I wrote that in the version of the memo that was later leaked to a web site called Raw Story, and appeared in jpeg format, all four of the errors that ABC had caught and identified with a “sic” were corrected, but the two that ABC missed–the bill number and “applicably”–were not corrected. I went back and forth between the two versions of the memos at least five times to make sure that I was right about this. Each time my eyes saw the same thing: all four typos corrected. This afternoon, I got an email accusing me of being a “liar” because only three of the four errors were fixed in the Raw Story version. I went back and checked the memos twice more. Sure enough, all four were fixed. Then I got another email pointing out that “Teri” in the first paragraph is still “Teri” in the second version of the memo. I went back and looked again, for what must have been the tenth time. To my horror, I found that the emailer was right: “Teri” is misspelled in both memos. So, to recant: as I had said in the first place in a post on March 23, relying on an email from a reader, three of the four errors identified by ABC were corrected, not all four.

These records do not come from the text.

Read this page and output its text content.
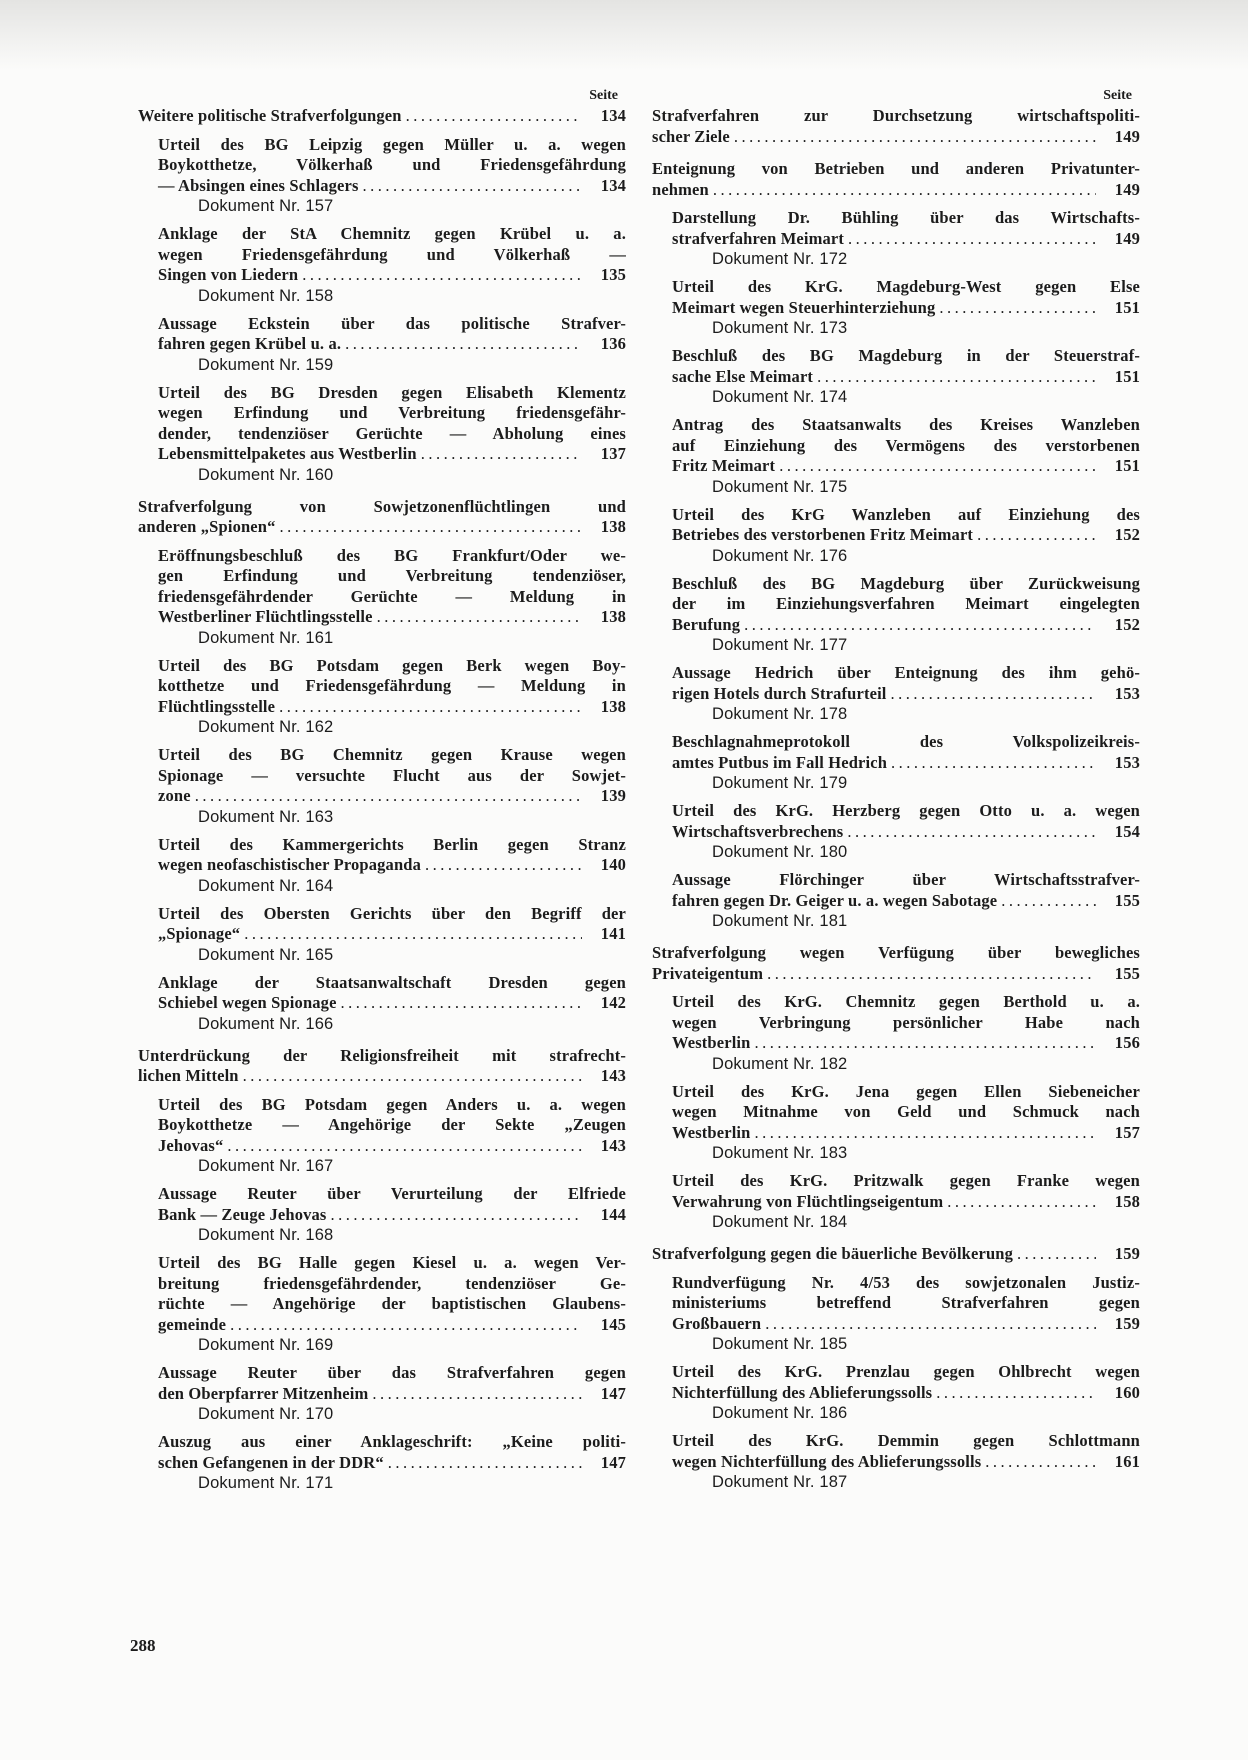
Seite
Weitere politische Strafverfolgungen .....	134
Urteil des BG Leipzig gegen Müller u. a. wegen
Boykotthetze, Völkerhaß und Friedensgefährdung
— Absingen eines Schlagers .....	134
Dokument Nr. 157
Anklage der StA Chemnitz gegen Krübel u. a.
wegen Friedensgefährdung und Völkerhaß —
Singen von Liedern .....	135
Dokument Nr. 158
Aussage Eckstein über das politische Strafver-
fahren gegen Krübel u. a. .....	136
Dokument Nr. 159
Urteil des BG Dresden gegen Elisabeth Klementz
wegen Erfindung und Verbreitung friedensgefähr-
dender, tendenziöser Gerüchte — Abholung eines
Lebensmittelpaketes aus Westberlin .....	137
Dokument Nr. 160
Strafverfolgung von Sowjetzonenflüchtlingen und
anderen „Spionen“ .....	138
Eröffnungsbeschluß des BG Frankfurt/Oder we-
gen Erfindung und Verbreitung tendenziöser,
friedensgefährdender Gerüchte — Meldung in
Westberliner Flüchtlingsstelle .....	138
Dokument Nr. 161
Urteil des BG Potsdam gegen Berk wegen Boy-
kotthetze und Friedensgefährdung — Meldung in
Flüchtlingsstelle .....	138
Dokument Nr. 162
Urteil des BG Chemnitz gegen Krause wegen
Spionage — versuchte Flucht aus der Sowjet-
zone .....	139
Dokument Nr. 163
Urteil des Kammergerichts Berlin gegen Stranz
wegen neofaschistischer Propaganda .....	140
Dokument Nr. 164
Urteil des Obersten Gerichts über den Begriff der
„Spionage“ .....	141
Dokument Nr. 165
Anklage der Staatsanwaltschaft Dresden gegen
Schiebel wegen Spionage .....	142
Dokument Nr. 166
Unterdrückung der Religionsfreiheit mit strafrecht-
lichen Mitteln .....	143
Urteil des BG Potsdam gegen Anders u. a. wegen
Boykotthetze — Angehörige der Sekte „Zeugen
Jehovas“ .....	143
Dokument Nr. 167
Aussage Reuter über Verurteilung der Elfriede
Bank — Zeuge Jehovas .....	144
Dokument Nr. 168
Urteil des BG Halle gegen Kiesel u. a. wegen Ver-
breitung friedensgefährdender, tendenziöser Ge-
rüchte — Angehörige der baptistischen Glaubens-
gemeinde .....	145
Dokument Nr. 169
Aussage Reuter über das Strafverfahren gegen
den Oberpfarrer Mitzenheim .....	147
Dokument Nr. 170
Auszug aus einer Anklageschrift: „Keine politi-
schen Gefangenen in der DDR“ .....	147
Dokument Nr. 171
Seite
Strafverfahren zur Durchsetzung wirtschaftspoliti-
scher Ziele .....	149
Enteignung von Betrieben und anderen Privatunter-
nehmen .....	149
Darstellung Dr. Bühling über das Wirtschafts-
strafverfahren Meimart .....	149
Dokument Nr. 172
Urteil des KrG. Magdeburg-West gegen Else
Meimart wegen Steuerhinterziehung .....	151
Dokument Nr. 173
Beschluß des BG Magdeburg in der Steuerstraf-
sache Else Meimart .....	151
Dokument Nr. 174
Antrag des Staatsanwalts des Kreises Wanzleben
auf Einziehung des Vermögens des verstorbenen
Fritz Meimart .....	151
Dokument Nr. 175
Urteil des KrG Wanzleben auf Einziehung des
Betriebes des verstorbenen Fritz Meimart .....	152
Dokument Nr. 176
Beschluß des BG Magdeburg über Zurückweisung
der im Einziehungsverfahren Meimart eingelegten
Berufung .....	152
Dokument Nr. 177
Aussage Hedrich über Enteignung des ihm gehö-
rigen Hotels durch Strafurteil .....	153
Dokument Nr. 178
Beschlagnahmeprotokoll des Volkspolizeikreis-
amtes Putbus im Fall Hedrich .....	153
Dokument Nr. 179
Urteil des KrG. Herzberg gegen Otto u. a. wegen
Wirtschaftsverbrechens .....	154
Dokument Nr. 180
Aussage Flörchinger über Wirtschaftsstrafver-
fahren gegen Dr. Geiger u. a. wegen Sabotage .....	155
Dokument Nr. 181
Strafverfolgung wegen Verfügung über bewegliches
Privateigentum .....	155
Urteil des KrG. Chemnitz gegen Berthold u. a.
wegen Verbringung persönlicher Habe nach
Westberlin .....	156
Dokument Nr. 182
Urteil des KrG. Jena gegen Ellen Siebeneicher
wegen Mitnahme von Geld und Schmuck nach
Westberlin .....	157
Dokument Nr. 183
Urteil des KrG. Pritzwalk gegen Franke wegen
Verwahrung von Flüchtlingseigentum .....	158
Dokument Nr. 184
Strafverfolgung gegen die bäuerliche Bevölkerung .....	159
Rundverfügung Nr. 4/53 des sowjetzonalen Justiz-
ministeriums betreffend Strafverfahren gegen
Großbauern .....	159
Dokument Nr. 185
Urteil des KrG. Prenzlau gegen Ohlbrecht wegen
Nichterfüllung des Ablieferungssolls .....	160
Dokument Nr. 186
Urteil des KrG. Demmin gegen Schlottmann
wegen Nichterfüllung des Ablieferungssolls .....	161
Dokument Nr. 187
288
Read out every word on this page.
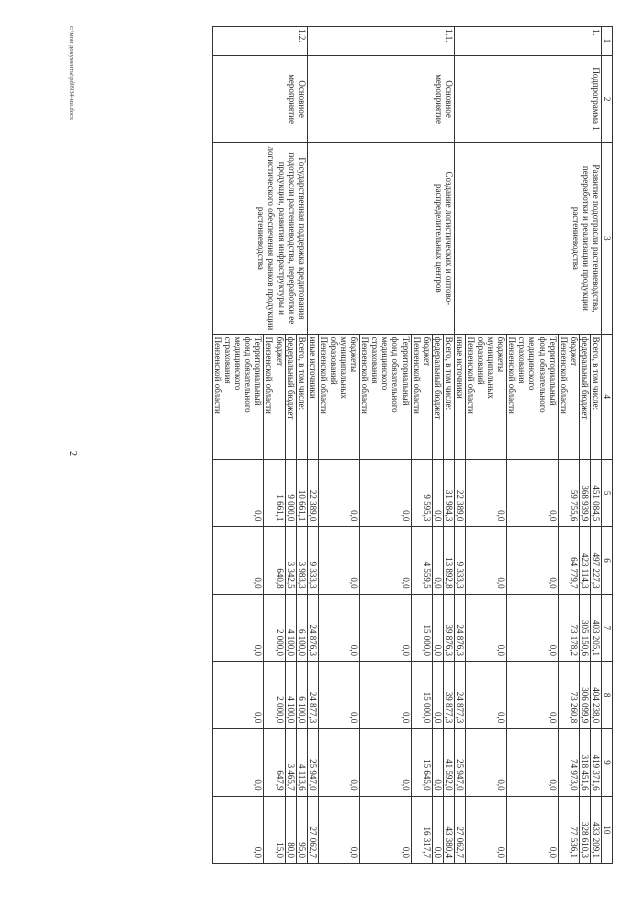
2
1	2	3	4	5	6	7	8	9	10
1.	Подпрограмма 1	Развитие подотрасли растениеводства, переработки и реализации продукции растениеводства	Всего, в том числе:	451 084,5	497 227,3	403 205,1	404 238,0	419 371,6	433 209,1

			федеральный бюджет	368 939,9	423 114,3	305 150,6	306 099,9	318 451,6	328 610,3

			бюджет
Пензенской области	59 755,6	64 779,7	73 178,2	73 260,8	74 973,0	77 536,1

			Территориальный
фонд обязательного
медицинского
страхования
Пензенской области	0,0	0,0	0,0	0,0	0,0	0,0

			бюджеты
муниципальных
образований
Пензенской области	0,0	0,0	0,0	0,0	0,0	0,0

			иные источники	22 389,0	9 333,3	24 876,3	24 877,3	25 947,0	27 062,7
1.1.	Основное мероприятие	Создание логистических и оптово-распределительных центров	Всего, в том числе:	31 984,3	13 892,8	39 876,3	39 877,3	41 592,0	43 380,4

			федеральный бюджет	0,0	0,0	0,0	0,0	0,0	0,0

			бюджет
Пензенской области	9 595,3	4 559,5	15 000,0	15 000,0	15 645,0	16 317,7

			Территориальный
фонд обязательного
медицинского
страхования
Пензенской области	0,0	0,0	0,0	0,0	0,0	0,0

			бюджеты
муниципальных
образований
Пензенской области	0,0	0,0	0,0	0,0	0,0	0,0

			иные источники	22 389,0	9 333,3	24 876,3	24 877,3	25 947,0	27 062,7
1.2.	Основное мероприятие	Государственная поддержка кредитования подотрасли растениеводства, переработки ее продукции, развития инфраструктуры и логистического обеспечения рынков продукции растениеводства	Всего, в том числе:	10 661,1	3 983,3	6 100,0	6 100,0	4 113,6	95,0

			федеральный бюджет	9 000,0	3 342,5	4 100,0	4 100,0	3 465,7	80,0

			бюджет
Пензенской области	1 661,1	640,8	2 000,0	2 000,0	647,9	15,0

			Территориальный
фонд обязательного
медицинского
страхования
Пензенской области	0,0	0,0	0,0	0,0	0,0	0,0
c:\мои документы\pd0934-ии.docx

How does that happen? The same way, I guess, that we sometimes proofread a brief over and over, and then, when we pull it out a month later, see a typo. The memo said “Teri,” but my eyes saw “Terri.”
Does this have any significance? Not much, but I wanted to set the record straight because earlier today I repeated my conviction that all four mistakes noted with a “sic” had been changed. For what it’s worth, the fact that not all of the ABC-designated errors were corrected makes it less likely that whoever corrected the memo did so on the basis of having seen the ABC post. As far as the genuineness of the memo is concerned, this is obviously a minor point, at best. What we know is this: There were at least two versions of the memo, the second a cleaned-up version of the first. The second version appeared online after the text of the original had been posted by ABC, with errors noted. We don’t know who created either version, or when, or why; we don’t know when or why the corrections were made. The errors are a minor part of the story, but they illustrate how little we know about the provenance of the memo. And, of course, the very poor quality of the memo is at odds with its purported status as a high-level strategy document.
Beyond that, I guess the moral of the story is that we middle-aged lawyers have spent too many years poring over law books, and can no longer trust our eyesight!